Отец никогда не стеснялся спрашивать, если чего не знал, и это удивляло Андрея. Ему спрашивать почему-то было стыдно.
— Японский философ, — ответил Андрей, — четырнадцатого, что ли, века.
— Понятно… — Отец посмотрел на часы, и Андрей понял, сейчас он уйдет и неизвестно, когда вернется.
— Подожди! — попросил Андрей.
— Что ты еще хочешь сказать?
Андрею казалось, отец смотрит на него с сожалением.
— Я хочу попросить тебя кое о чем. Ты тут обо мне… говорил, возможно, и есть в этом доля истины, но ведь Семка мне никто, а Володя Захаров друг, ты же знаешь Володю? Я хочу насчет него поговорить.
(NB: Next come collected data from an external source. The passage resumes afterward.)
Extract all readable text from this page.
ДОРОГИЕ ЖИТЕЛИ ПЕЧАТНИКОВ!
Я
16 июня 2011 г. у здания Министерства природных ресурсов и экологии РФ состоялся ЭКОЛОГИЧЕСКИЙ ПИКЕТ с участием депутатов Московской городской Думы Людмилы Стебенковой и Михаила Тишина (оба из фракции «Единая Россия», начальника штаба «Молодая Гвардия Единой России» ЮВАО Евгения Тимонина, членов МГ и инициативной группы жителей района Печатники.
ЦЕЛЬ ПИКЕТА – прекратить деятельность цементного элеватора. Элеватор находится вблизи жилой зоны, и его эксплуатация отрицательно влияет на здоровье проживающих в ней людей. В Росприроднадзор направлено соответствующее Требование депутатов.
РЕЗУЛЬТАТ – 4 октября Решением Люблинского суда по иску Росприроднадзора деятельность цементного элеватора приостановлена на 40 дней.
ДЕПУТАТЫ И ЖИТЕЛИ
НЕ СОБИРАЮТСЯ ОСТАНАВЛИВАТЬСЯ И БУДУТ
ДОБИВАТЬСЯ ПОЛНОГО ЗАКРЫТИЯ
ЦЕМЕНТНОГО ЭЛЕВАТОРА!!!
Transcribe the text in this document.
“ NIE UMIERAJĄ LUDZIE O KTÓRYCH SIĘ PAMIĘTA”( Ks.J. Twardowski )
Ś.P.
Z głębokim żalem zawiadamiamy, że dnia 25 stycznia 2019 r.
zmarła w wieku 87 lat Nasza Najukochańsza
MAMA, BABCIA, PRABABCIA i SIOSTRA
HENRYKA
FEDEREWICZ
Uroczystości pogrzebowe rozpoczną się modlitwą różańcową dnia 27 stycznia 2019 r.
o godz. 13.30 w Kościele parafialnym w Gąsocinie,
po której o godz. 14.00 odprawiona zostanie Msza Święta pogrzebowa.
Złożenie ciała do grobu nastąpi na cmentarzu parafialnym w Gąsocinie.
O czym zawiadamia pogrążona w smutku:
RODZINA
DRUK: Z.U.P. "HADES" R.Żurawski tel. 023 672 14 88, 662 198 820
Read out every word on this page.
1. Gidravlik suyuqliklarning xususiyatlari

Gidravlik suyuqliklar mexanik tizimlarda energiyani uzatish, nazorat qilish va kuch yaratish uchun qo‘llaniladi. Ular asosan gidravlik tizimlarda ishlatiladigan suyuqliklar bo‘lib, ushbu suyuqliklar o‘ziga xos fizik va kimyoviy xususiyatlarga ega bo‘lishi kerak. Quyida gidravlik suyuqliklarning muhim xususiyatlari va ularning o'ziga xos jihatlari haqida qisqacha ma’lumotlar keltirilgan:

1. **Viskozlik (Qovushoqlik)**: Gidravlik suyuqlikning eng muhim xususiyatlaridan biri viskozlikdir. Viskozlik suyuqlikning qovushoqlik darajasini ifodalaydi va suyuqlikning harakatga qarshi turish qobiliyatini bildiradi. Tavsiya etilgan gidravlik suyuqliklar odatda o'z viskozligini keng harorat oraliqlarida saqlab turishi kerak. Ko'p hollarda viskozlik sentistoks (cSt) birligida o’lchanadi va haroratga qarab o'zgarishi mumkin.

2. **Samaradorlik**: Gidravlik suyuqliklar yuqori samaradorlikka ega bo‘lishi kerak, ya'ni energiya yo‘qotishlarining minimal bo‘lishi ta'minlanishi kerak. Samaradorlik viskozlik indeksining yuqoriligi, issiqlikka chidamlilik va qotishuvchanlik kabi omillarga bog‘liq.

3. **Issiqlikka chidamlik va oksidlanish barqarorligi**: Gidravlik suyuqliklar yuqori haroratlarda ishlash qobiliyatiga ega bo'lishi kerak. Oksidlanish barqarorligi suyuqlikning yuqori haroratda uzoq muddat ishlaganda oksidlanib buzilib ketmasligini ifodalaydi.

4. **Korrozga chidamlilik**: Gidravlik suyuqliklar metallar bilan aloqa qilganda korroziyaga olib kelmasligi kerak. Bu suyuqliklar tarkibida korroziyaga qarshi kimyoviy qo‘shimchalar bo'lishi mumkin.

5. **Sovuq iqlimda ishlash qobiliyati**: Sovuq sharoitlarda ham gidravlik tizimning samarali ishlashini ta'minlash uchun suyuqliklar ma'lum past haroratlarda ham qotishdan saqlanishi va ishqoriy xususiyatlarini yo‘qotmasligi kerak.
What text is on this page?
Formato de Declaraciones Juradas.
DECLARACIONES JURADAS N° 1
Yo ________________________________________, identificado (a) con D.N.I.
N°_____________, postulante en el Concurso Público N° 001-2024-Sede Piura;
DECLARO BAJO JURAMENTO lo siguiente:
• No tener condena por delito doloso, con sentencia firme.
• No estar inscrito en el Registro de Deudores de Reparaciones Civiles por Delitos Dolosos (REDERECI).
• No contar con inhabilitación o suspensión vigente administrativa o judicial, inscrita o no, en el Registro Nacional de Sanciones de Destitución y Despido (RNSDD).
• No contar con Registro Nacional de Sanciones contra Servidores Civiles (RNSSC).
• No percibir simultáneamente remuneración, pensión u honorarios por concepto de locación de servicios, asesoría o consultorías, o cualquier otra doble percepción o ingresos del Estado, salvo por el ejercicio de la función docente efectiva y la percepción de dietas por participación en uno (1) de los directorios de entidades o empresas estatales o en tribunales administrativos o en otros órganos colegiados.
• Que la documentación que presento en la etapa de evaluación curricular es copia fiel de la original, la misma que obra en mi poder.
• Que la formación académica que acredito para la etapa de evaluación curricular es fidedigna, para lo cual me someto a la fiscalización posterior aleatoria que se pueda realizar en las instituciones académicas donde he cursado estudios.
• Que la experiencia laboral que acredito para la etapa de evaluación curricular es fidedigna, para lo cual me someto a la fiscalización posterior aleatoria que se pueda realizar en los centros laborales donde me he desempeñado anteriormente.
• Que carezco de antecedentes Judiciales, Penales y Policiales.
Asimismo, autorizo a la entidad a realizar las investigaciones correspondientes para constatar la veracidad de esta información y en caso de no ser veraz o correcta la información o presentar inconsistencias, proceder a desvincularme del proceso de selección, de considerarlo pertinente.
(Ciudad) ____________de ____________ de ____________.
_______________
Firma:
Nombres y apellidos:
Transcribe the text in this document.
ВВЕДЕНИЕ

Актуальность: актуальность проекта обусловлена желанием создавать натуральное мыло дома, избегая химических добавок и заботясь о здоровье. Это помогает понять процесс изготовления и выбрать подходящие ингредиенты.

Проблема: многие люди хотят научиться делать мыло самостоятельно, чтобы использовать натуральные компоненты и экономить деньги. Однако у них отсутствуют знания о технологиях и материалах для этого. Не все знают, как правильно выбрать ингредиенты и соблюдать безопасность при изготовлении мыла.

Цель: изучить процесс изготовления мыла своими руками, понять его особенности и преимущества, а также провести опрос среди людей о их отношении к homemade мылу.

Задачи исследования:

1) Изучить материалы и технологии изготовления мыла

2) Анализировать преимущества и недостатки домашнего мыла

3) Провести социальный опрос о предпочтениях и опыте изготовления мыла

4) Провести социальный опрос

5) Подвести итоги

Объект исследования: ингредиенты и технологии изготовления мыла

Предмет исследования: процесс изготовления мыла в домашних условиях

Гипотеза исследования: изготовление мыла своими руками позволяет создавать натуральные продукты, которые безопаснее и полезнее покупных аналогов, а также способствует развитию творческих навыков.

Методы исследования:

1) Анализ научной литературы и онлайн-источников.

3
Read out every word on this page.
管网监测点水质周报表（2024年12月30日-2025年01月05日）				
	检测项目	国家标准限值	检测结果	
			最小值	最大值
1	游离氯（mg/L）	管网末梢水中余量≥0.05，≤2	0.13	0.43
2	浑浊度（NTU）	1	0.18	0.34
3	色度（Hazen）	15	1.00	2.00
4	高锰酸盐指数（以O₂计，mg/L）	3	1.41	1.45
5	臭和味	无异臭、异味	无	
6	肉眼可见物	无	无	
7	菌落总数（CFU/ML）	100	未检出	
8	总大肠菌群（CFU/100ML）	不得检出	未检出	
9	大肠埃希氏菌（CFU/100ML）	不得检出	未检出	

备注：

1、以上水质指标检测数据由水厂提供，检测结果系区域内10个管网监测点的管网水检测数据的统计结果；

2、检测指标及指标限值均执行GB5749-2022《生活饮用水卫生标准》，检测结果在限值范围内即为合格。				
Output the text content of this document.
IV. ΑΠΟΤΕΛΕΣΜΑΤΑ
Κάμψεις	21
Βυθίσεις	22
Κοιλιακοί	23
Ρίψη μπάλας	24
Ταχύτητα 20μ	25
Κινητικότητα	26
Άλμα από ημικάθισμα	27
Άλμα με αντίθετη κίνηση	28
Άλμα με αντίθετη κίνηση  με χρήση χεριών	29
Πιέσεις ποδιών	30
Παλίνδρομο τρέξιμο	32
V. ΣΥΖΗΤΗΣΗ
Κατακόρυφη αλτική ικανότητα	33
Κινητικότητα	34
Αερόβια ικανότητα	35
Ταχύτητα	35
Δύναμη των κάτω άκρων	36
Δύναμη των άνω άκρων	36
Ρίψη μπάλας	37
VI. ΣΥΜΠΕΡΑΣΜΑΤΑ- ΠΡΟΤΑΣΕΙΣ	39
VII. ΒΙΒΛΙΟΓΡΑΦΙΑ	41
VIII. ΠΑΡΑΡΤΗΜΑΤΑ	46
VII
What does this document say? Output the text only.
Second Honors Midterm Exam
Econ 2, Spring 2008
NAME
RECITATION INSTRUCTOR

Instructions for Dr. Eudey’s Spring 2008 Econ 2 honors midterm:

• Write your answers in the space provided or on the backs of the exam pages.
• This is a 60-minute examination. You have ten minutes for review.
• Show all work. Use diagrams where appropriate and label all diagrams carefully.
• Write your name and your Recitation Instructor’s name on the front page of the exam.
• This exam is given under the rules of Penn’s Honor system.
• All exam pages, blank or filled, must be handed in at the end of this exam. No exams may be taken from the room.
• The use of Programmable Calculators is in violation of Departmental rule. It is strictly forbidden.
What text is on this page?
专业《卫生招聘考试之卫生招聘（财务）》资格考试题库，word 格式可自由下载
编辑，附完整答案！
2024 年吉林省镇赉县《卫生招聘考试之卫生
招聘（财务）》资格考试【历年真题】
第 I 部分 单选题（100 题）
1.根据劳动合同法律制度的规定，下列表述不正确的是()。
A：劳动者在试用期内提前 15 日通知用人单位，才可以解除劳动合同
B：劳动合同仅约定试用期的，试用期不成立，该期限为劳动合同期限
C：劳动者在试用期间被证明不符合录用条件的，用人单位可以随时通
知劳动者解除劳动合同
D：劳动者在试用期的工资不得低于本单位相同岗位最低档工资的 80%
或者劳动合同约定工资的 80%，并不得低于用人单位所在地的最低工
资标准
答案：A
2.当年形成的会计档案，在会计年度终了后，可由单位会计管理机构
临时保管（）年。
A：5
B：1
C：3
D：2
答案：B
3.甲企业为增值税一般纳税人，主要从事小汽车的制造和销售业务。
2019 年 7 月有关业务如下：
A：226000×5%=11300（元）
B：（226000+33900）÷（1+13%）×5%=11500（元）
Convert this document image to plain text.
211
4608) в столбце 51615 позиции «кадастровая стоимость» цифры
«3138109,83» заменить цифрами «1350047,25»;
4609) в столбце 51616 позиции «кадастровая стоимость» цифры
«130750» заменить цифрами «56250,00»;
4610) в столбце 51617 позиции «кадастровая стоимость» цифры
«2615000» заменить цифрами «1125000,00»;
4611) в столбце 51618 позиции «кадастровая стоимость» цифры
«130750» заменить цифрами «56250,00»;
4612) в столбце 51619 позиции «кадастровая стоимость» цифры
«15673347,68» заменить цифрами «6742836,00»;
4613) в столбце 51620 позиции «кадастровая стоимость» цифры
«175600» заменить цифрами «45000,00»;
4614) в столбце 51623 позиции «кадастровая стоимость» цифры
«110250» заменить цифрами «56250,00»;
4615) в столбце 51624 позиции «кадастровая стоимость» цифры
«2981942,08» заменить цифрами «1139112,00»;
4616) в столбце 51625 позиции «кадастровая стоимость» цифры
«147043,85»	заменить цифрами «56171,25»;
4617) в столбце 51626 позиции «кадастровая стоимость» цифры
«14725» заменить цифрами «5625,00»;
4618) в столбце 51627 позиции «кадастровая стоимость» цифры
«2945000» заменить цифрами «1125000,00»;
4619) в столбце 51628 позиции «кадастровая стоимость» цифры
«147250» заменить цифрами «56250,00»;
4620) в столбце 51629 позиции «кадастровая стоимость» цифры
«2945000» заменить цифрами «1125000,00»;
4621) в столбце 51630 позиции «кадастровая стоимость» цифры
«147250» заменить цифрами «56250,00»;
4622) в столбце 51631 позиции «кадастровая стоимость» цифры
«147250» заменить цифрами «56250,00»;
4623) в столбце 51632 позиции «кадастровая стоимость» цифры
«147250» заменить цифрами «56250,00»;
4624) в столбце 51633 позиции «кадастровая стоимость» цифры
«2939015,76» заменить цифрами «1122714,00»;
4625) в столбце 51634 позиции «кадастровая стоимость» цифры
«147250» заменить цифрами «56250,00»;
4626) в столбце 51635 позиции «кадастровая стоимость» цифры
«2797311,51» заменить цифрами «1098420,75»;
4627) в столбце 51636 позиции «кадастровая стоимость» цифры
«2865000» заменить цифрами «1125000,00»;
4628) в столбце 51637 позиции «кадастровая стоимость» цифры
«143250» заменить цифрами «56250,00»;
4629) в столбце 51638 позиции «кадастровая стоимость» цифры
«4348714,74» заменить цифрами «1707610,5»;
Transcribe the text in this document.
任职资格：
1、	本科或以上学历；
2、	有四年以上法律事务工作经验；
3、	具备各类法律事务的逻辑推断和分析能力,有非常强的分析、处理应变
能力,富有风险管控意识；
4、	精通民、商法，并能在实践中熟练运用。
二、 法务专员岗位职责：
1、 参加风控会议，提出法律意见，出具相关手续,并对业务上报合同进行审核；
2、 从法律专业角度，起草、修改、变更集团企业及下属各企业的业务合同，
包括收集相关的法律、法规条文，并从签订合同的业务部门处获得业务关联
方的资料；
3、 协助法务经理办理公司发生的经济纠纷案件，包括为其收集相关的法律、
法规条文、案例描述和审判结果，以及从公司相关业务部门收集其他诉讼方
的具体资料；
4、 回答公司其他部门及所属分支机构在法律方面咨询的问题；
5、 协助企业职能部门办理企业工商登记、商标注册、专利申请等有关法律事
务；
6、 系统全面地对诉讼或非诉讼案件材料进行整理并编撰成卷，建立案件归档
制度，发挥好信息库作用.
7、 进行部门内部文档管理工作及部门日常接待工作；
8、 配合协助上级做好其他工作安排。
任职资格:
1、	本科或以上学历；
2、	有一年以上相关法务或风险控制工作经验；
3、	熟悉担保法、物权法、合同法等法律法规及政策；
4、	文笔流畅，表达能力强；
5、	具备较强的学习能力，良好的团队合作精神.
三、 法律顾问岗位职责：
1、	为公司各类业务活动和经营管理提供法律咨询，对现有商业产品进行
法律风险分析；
— Если столь же многоречиво, я, к сожалению, не успею тебя выслушать.
— Я коротко. Самую суть.
— Ну давай-давай… — Отец перебирал лежащие на письменном столе рисунки Андрея. По тому, как небрежно он их отбрасывал, чувствовалось, не очень-то они ему нравятся. — Раньше ты как-то… теплее рисовал, — заметил отец.
— Ты ведь знаешь Володю Захарова?
— Знаю, — сказал отец, — вчера, кстати, встретились. Знаешь где? В гастрономе, в винном отделе. Володя брал портвейн.